La tempête a ensuite vu monter la vague d’inquiétude des MRE (Marocains résidents à l’étranger) dont un des liens d’attache avec leur pays reste la télévision. Une de leurs préoccupations a concerné le journal télévisé en français. S’il avait été repoussé aux alentours de minuit, avec le décalage horaire des pays d’accueil, les MRE en auraient été privés (mais le cahier des charges n’en fixe pas l’heure de diffusion. Il sera finalement programmé à 20 heures).

Enfin, il y a eu la montée au créneau des «politiques», aussi bien dans la majorité (PPS) que dans l’opposition (USFP, RNI). Qu’il s’agisse de Nabil Benabdellah (PPS), Reda Chami (USFP), ou Salaheddine Mazouar (RNI), tous s’élèvent contre le fait que les cahiers des charges du secteur audiovisuel public ne soient discutés ni en conseil de gouvernement, ni au parlement.

Face à toutes ces réactions, le ministre Mustapha Khalfi dit à son tour ne pas comprendre… Toute la semaine, il a organisé des rencontres avec les professionnels.

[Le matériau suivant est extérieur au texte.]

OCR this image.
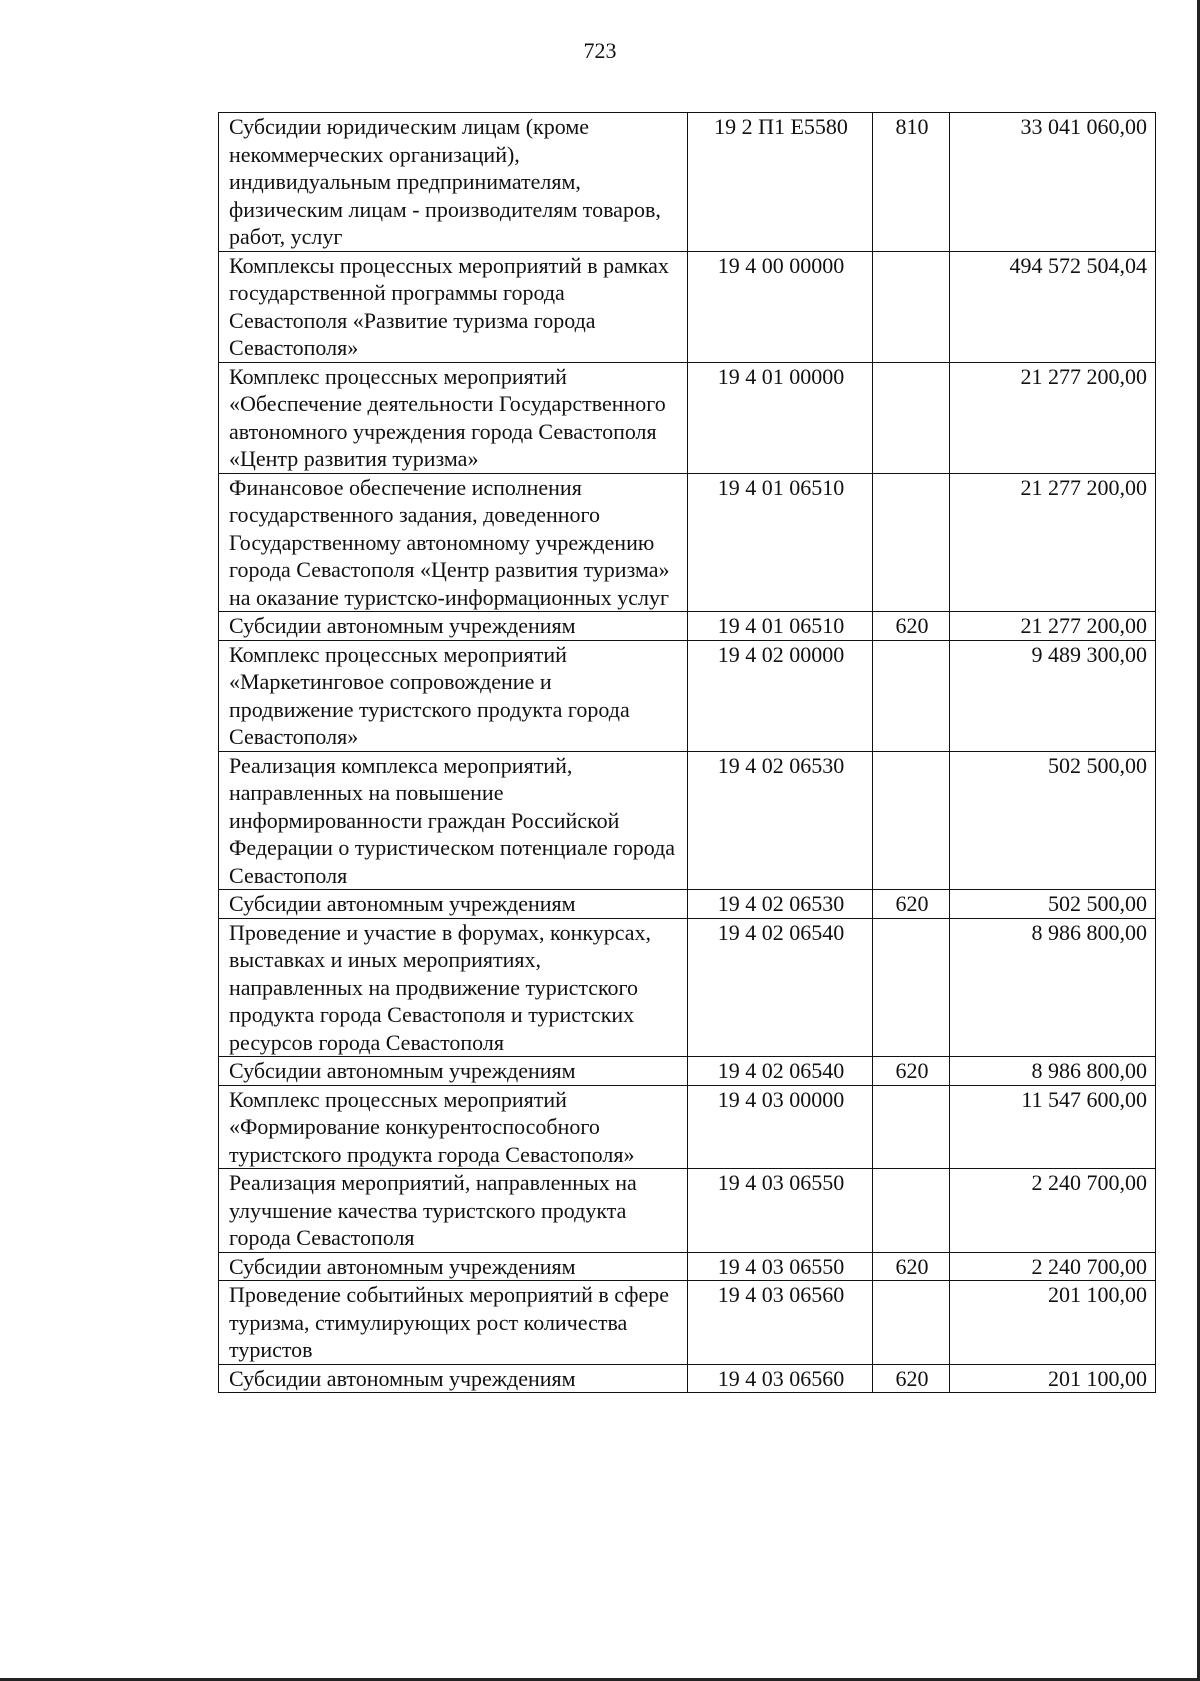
723
Субсидии юридическим лицам (кроме некоммерческих организаций), индивидуальным предпринимателям, физическим лицам - производителям товаров, работ, услуг	19 2 П1 Е5580	810	33 041 060,00
Комплексы процессных мероприятий в рамках государственной программы города Севастополя «Развитие туризма города Севастополя»	19 4 00 00000		494 572 504,04
Комплекс процессных мероприятий «Обеспечение деятельности Государственного автономного учреждения города Севастополя «Центр развития туризма»	19 4 01 00000		21 277 200,00
Финансовое обеспечение исполнения государственного задания, доведенного Государственному автономному учреждению города Севастополя «Центр развития туризма» на оказание туристско-информационных услуг	19 4 01 06510		21 277 200,00
Субсидии автономным учреждениям	19 4 01 06510	620	21 277 200,00
Комплекс процессных мероприятий «Маркетинговое сопровождение и продвижение туристского продукта города Севастополя»	19 4 02 00000		9 489 300,00
Реализация комплекса мероприятий, направленных на повышение информированности граждан Российской Федерации о туристическом потенциале города Севастополя	19 4 02 06530		502 500,00
Субсидии автономным учреждениям	19 4 02 06530	620	502 500,00
Проведение и участие в форумах, конкурсах, выставках и иных мероприятиях, направленных на продвижение туристского продукта города Севастополя и туристских ресурсов города Севастополя	19 4 02 06540		8 986 800,00
Субсидии автономным учреждениям	19 4 02 06540	620	8 986 800,00
Комплекс процессных мероприятий «Формирование конкурентоспособного туристского продукта города Севастополя»	19 4 03 00000		11 547 600,00
Реализация мероприятий, направленных на улучшение качества туристского продукта города Севастополя	19 4 03 06550		2 240 700,00
Субсидии автономным учреждениям	19 4 03 06550	620	2 240 700,00
Проведение событийных мероприятий в сфере туризма, стимулирующих рост количества туристов	19 4 03 06560		201 100,00
Субсидии автономным учреждениям	19 4 03 06560	620	201 100,00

Lors d’un dîner auquel il a convié les responsables de la presse écrite, le 11 avril dernier (avant de recevoir les jours suivants, successivement, ceux de 2M, de la SNRT, de la presse électronique), il s’est longuement défendu d’avoir agi à la légère, expliquant que, pour préparer ces cahiers des charges, il s’était appuyé sur la concertation avec les concernés, sur un benchmark des législations de pays comme la France ou la Grande Bretagne (notamment pour ce qui concerne l’interdiction de la publicité liée aux jeux du hasard, ces deux pays encadrant rigoureusement une telle publicité afin de protéger les mineurs) et sur les dispositions de la nouvelle Constitution.

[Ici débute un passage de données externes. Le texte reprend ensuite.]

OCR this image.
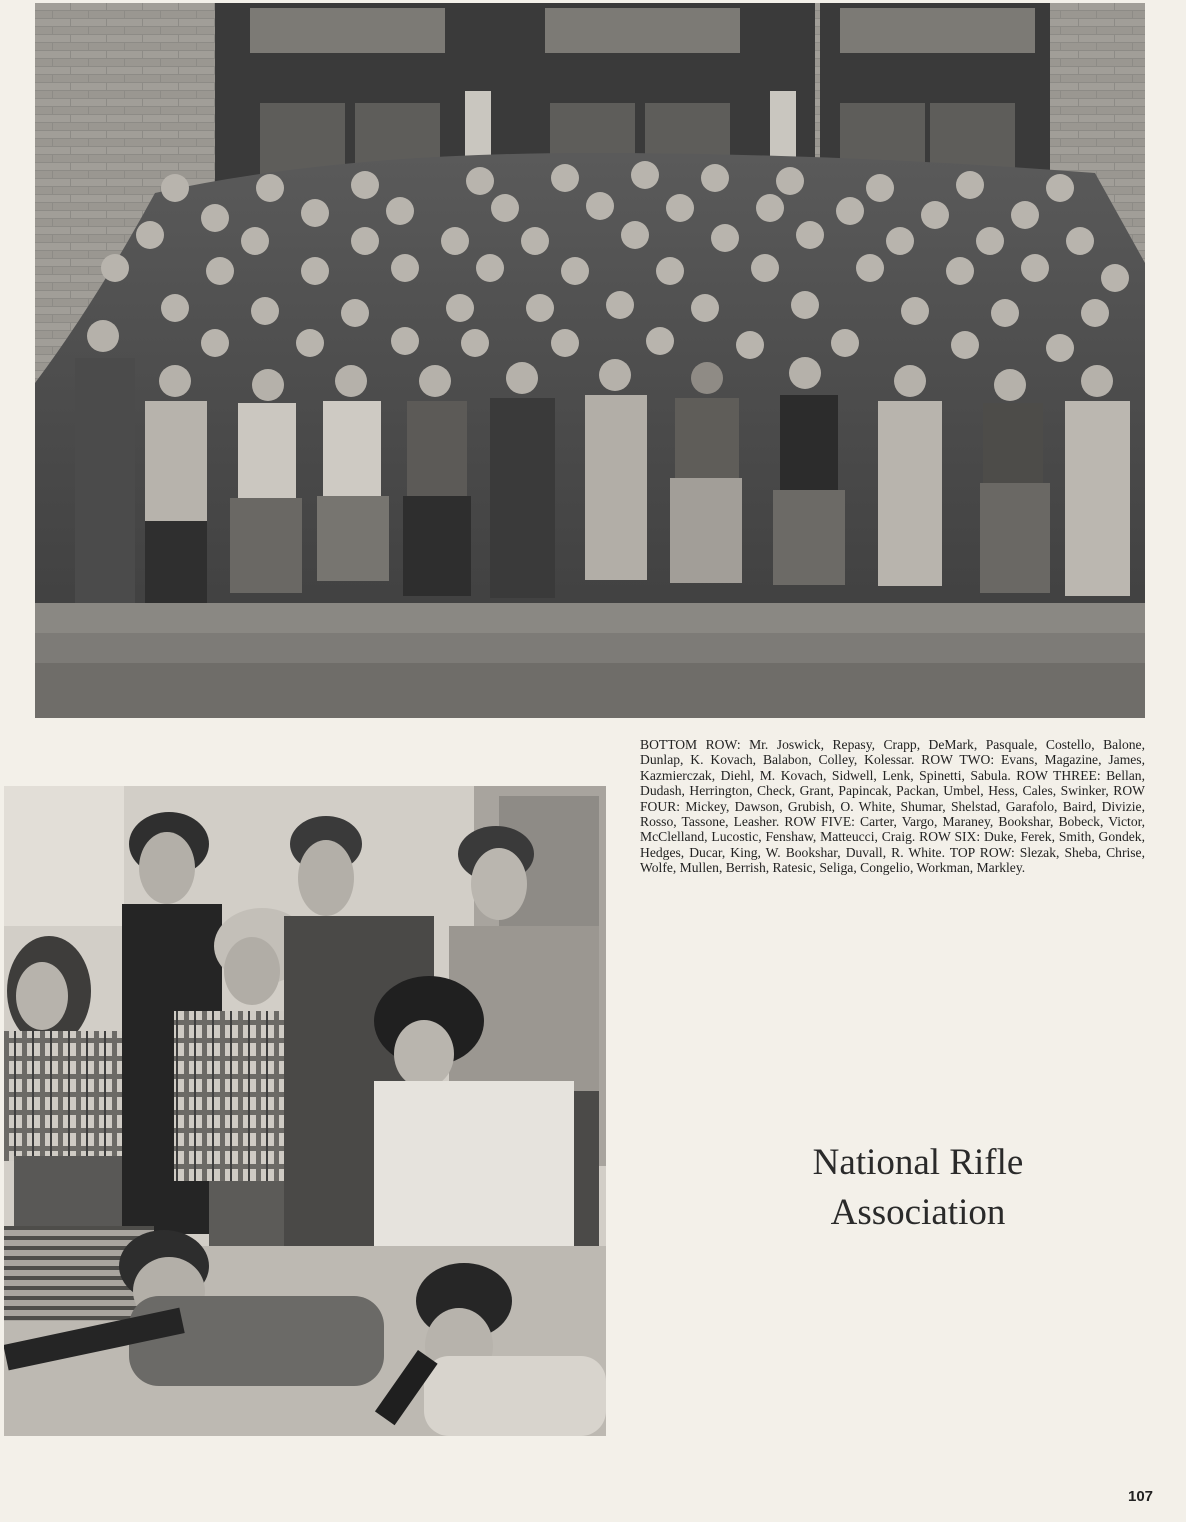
BOTTOM ROW: Mr. Joswick, Repasy, Crapp, DeMark, Pasquale, Costello, Balone, Dunlap, K. Kovach, Balabon, Colley, Kolessar. ROW TWO: Evans, Magazine, James, Kazmierczak, Diehl, M. Kovach, Sidwell, Lenk, Spinetti, Sabula. ROW THREE: Bellan, Dudash, Herrington, Check, Grant, Papincak, Packan, Umbel, Hess, Cales, Swinker, ROW FOUR: Mickey, Dawson, Grubish, O. White, Shumar, Shelstad, Garafolo, Baird, Divizie, Rosso, Tassone, Leasher. ROW FIVE: Carter, Vargo, Maraney, Bookshar, Bobeck, Victor, McClelland, Lucostic, Fenshaw, Matteucci, Craig. ROW SIX: Duke, Ferek, Smith, Gondek, Hedges, Ducar, King, W. Bookshar, Duvall, R. White. TOP ROW: Slezak, Sheba, Chrise, Wolfe, Mullen, Berrish, Ratesic, Seliga, Congelio, Workman, Markley.

National Rifle
Association
107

Pour Mustapha Khalfi, qui n’a eu de cesse d’exciper de sa bonne foi (sans jeu de mots), la démarche participative a eu lieu, le Maroc est, pour certaines dispositions, aux standards internationaux, pour d’autres, en conformité avec la loi fondamentale et, pour finir, la haute autorité de l’audiovisuel (HACA) a validé ces cahiers des charges.

Le fait est que le jeune ministre du PJD –dont ceux qui le connaissent savent qu’il a une réelle volonté de faire avancer le secteur et de le professionnaliser- oublie qu’en dehors du respect des procédures et de la légalité, il y a une question fondamentale qui n’échappe pas à l’analyse de l’opinion publique: celle de l’orientation idéologique des décisions. Or, c’est là où le bât blesse. Car la vraie raison de la tempête, c’est le sentiment qu’ont eu les modernistes de voir s’imposer à eux, à travers ces cahiers des charges, un nouveau projet de société, celui que défend le PJD islamiste auquel appartient Mustapha Khalfi. Bien sûr, s’il avait l’intention d’installer ce projet de société islamiste, Khalfi serait dans son rôle. Mais en s’y opposant autant qu’ils le peuvent, les modernistes sont dans le leur. Tout le combat est là: le Maroc de la modernité contre le Maroc du conservatisme. A sa décharge, notons qu’au cours du dîner, Mustapha Khalfi s’est défendu de vouloir lier ses décisions à un quelconque rigorisme. Il lui reste à en convaincre le camp des modernistes –auquel appartiennent les plus hautes autorités du pays- sans décevoir la base électorale de son parti. Un vrai exercice d’équilibrisme.